Crowdsourcing with Enhanced Data Quality Assurance: An Efficient Approach to Mitigate Resource Scarcity Challenges in Training Large Language Models for Healthcare

Prosanta Barai; Gondy Leroy; Prakash Bisht; Joshua M Rothman; Sumi Lee; Jennifer Andrews; Sydney A Rice; Arif Ahmed

Crowdsourcing with Enhanced Data Quality Assurance: An Efficient Approach to Mitigate Resource Scarcity Challenges in Training Large Language Models for Healthcare

AMIA Jt Summits Transl Sci Proc. 2024 May 31:2024:75-84. eCollection 2024.

Authors

Prosanta Barai¹, Gondy Leroy¹, Prakash Bisht¹, Joshua M Rothman², Sumi Lee¹, Jennifer Andrews¹, Sydney A Rice¹, Arif Ahmed¹

Affiliations

¹ The University of Arizona, Tucson 85721, U.S.A.
² UC San Diego Division of Academic General Pediatrics, USA.

PMID: 38827063
PMCID: PMC11141838

Abstract

Large Language Models (LLMs) have demonstrated immense potential in artificial intelligence across various domains, including healthcare.

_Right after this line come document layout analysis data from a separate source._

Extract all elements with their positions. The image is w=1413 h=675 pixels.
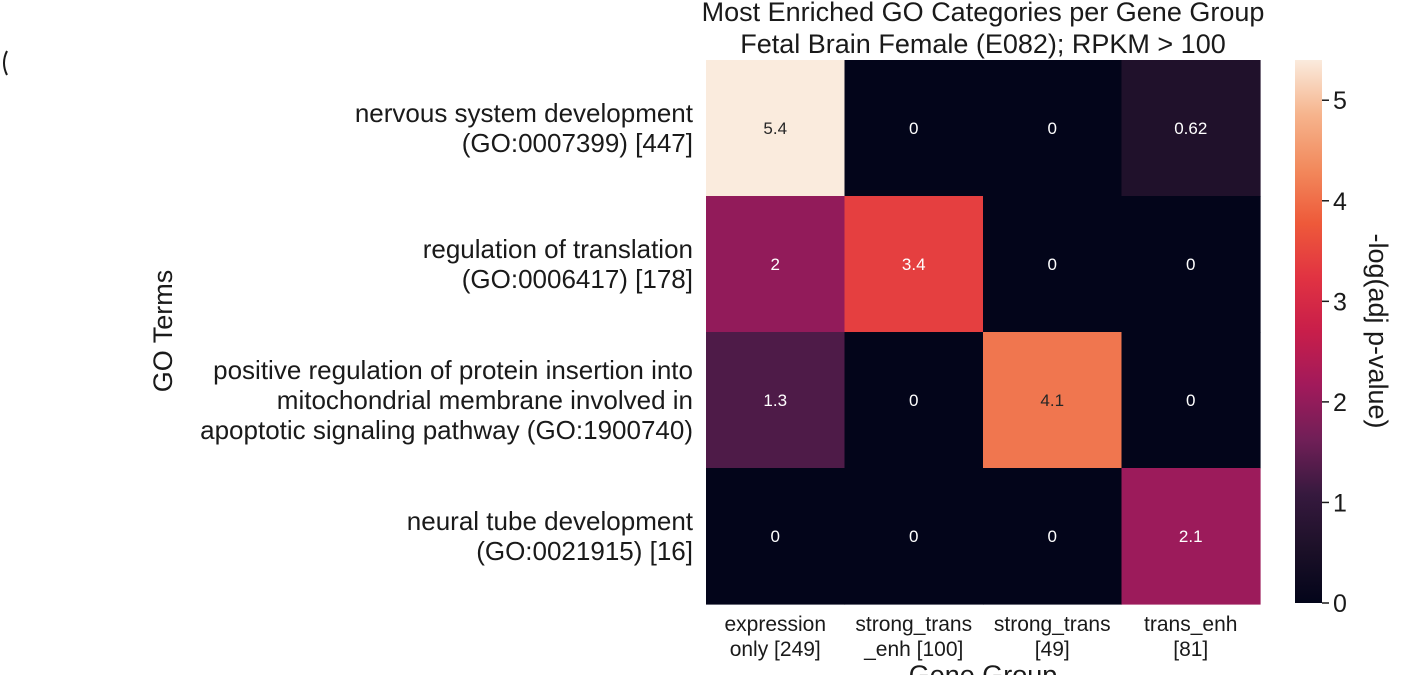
cell-value-label: 0 <box>909 391 918 410</box>
x-tick-labels: expression only [249]strong_trans _enh [10… <box>724 613 1237 661</box>
heatmap-cell <box>1121 60 1261 197</box>
cell-value-label: 2.1 <box>1179 527 1203 546</box>
x-tick-label-line: only [249] <box>730 638 821 661</box>
heatmap-cell <box>706 196 846 333</box>
colorbar-tick-label: 5 <box>1333 87 1347 115</box>
y-tick-label-line: regulation of translation <box>423 234 693 264</box>
chart-title-line-1: Most Enriched GO Categories per Gene Gro… <box>702 0 1265 27</box>
heatmap-cell <box>983 468 1123 605</box>
cell-value-label: 0 <box>909 527 918 546</box>
colorbar-title: -log(adj p-value) <box>1363 233 1393 428</box>
y-tick-label: regulation of translation (GO:0006417) [1… <box>423 234 693 294</box>
y-axis-title: GO Terms <box>148 270 178 393</box>
x-tick-label: expression only [249] <box>724 613 826 661</box>
colorbar-tick-label: 0 <box>1333 590 1347 618</box>
y-tick-labels: nervous system development (GO:0007399) [… <box>200 98 694 566</box>
edge-mark <box>3 50 8 76</box>
heatmap-cell <box>1121 332 1261 469</box>
heatmap-cell <box>1121 196 1261 333</box>
x-tick-label: trans_enh [81] <box>1144 613 1237 661</box>
cell-value-label: 0 <box>1186 391 1195 410</box>
cell-value-label: 2 <box>771 255 780 274</box>
y-tick-label-line: mitochondrial membrane involved in <box>277 385 693 415</box>
chart-title-line-2: Fetal Brain Female (E082); RPKM > 100 <box>740 29 1225 59</box>
y-tick-label-line: (GO:0021915) [16] <box>476 536 693 566</box>
colorbar-tick-label: 4 <box>1333 188 1347 216</box>
x-tick-label-line: strong_trans <box>994 613 1111 636</box>
x-tick-label-line: [81] <box>1173 638 1208 661</box>
y-tick-label: neural tube development (GO:0021915) [16] <box>407 506 694 566</box>
y-tick-label-line: (GO:0006417) [178] <box>462 264 693 294</box>
x-tick-label-line: trans_enh <box>1144 613 1237 636</box>
y-tick-label-line: neural tube development <box>407 506 694 536</box>
colorbar-ticks: 0 1 2 3 4 5 <box>1322 87 1347 618</box>
x-tick-label-line: _enh [100] <box>863 638 963 661</box>
x-tick-label-line: [49] <box>1035 638 1070 661</box>
heatmap-cells: 5.4 0 0 0.62 2 3.4 0 0 1.3 0 4.1 0 0 0 0 2.1 <box>706 60 1261 605</box>
heatmap-cell <box>706 60 846 197</box>
cell-value-label: 0 <box>1048 119 1057 138</box>
heatmap-cell <box>706 332 846 469</box>
y-tick-label-line: positive regulation of protein insertion… <box>213 355 693 385</box>
x-tick-label: strong_trans [49] <box>994 613 1111 661</box>
x-tick-label-line: expression <box>724 613 826 636</box>
heatmap-cell <box>983 60 1123 197</box>
heatmap-cell <box>1121 468 1261 605</box>
cell-value-label: 0.62 <box>1174 119 1207 138</box>
heatmap-cell <box>983 196 1123 333</box>
cell-value-label: 0 <box>771 527 780 546</box>
cell-value-label: 0 <box>1048 527 1057 546</box>
cell-value-label: 4.1 <box>1040 391 1064 410</box>
x-tick-label: strong_trans _enh [100] <box>855 613 972 661</box>
cell-value-label: 0 <box>1048 255 1057 274</box>
colorbar-tick-label: 2 <box>1333 389 1347 417</box>
cell-value-label: 5.4 <box>763 119 787 138</box>
heatmap-cell <box>844 196 984 333</box>
heatmap-cell <box>844 60 984 197</box>
x-tick-label-line: strong_trans <box>855 613 972 636</box>
cell-value-label: 0 <box>1186 255 1195 274</box>
y-tick-label: nervous system development (GO:0007399) [… <box>355 98 694 158</box>
y-tick-label: positive regulation of protein insertion… <box>200 355 693 445</box>
cell-value-label: 3.4 <box>902 255 926 274</box>
colorbar <box>1295 60 1322 603</box>
heatmap-cell <box>844 468 984 605</box>
y-tick-label-line: apoptotic signaling pathway (GO:1900740) <box>200 415 693 445</box>
colorbar-tick-label: 1 <box>1333 489 1347 517</box>
heatmap-cell <box>844 332 984 469</box>
x-axis-title: Gene Group <box>909 660 1058 675</box>
heatmap-cell <box>706 468 846 605</box>
cell-value-label: 0 <box>909 119 918 138</box>
colorbar-tick-label: 3 <box>1333 288 1347 316</box>
heatmap-cell <box>983 332 1123 469</box>
y-tick-label-line: (GO:0007399) [447] <box>462 128 693 158</box>
cell-value-label: 1.3 <box>763 391 787 410</box>
y-tick-label-line: nervous system development <box>355 98 694 128</box>
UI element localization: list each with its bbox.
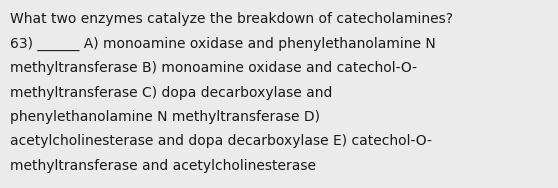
Text: phenylethanolamine N methyltransferase D): phenylethanolamine N methyltransferase D…: [10, 110, 320, 124]
Text: methyltransferase B) monoamine oxidase and catechol-O-: methyltransferase B) monoamine oxidase a…: [10, 61, 417, 75]
Text: methyltransferase and acetylcholinesterase: methyltransferase and acetylcholinestera…: [10, 159, 316, 173]
Text: What two enzymes catalyze the breakdown of catecholamines?: What two enzymes catalyze the breakdown …: [10, 12, 453, 26]
Text: acetylcholinesterase and dopa decarboxylase E) catechol-O-: acetylcholinesterase and dopa decarboxyl…: [10, 134, 432, 149]
Text: methyltransferase C) dopa decarboxylase and: methyltransferase C) dopa decarboxylase …: [10, 86, 333, 99]
Text: 63) ______ A) monoamine oxidase and phenylethanolamine N: 63) ______ A) monoamine oxidase and phen…: [10, 36, 436, 51]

However, their efficacy is hindered by the need for high-quality labeled data, which is often expensive and time-consuming to create, particularly in low-resource domains like healthcare. To address these challenges, we propose a crowdsourcing (CS) framework enriched with quality control measures at the pre-, real-time-, and post-data gathering stages. Our study evaluated the effectiveness of enhancing data quality through its impact on LLMs (Bio-BERT) for predicting autism-related symptoms. The results show that real-time quality control improves data quality by 19% compared to pre-quality control. Fine-tuning Bio-BERT using crowdsourced data generally increased recall compared to the Bio-BERT baseline but lowered precision. Our findings highlighted the potential of crowdsourcing and quality control in resource-constrained environments and offered insights into optimizing healthcare LLMs for informed decision-making and improved patient care.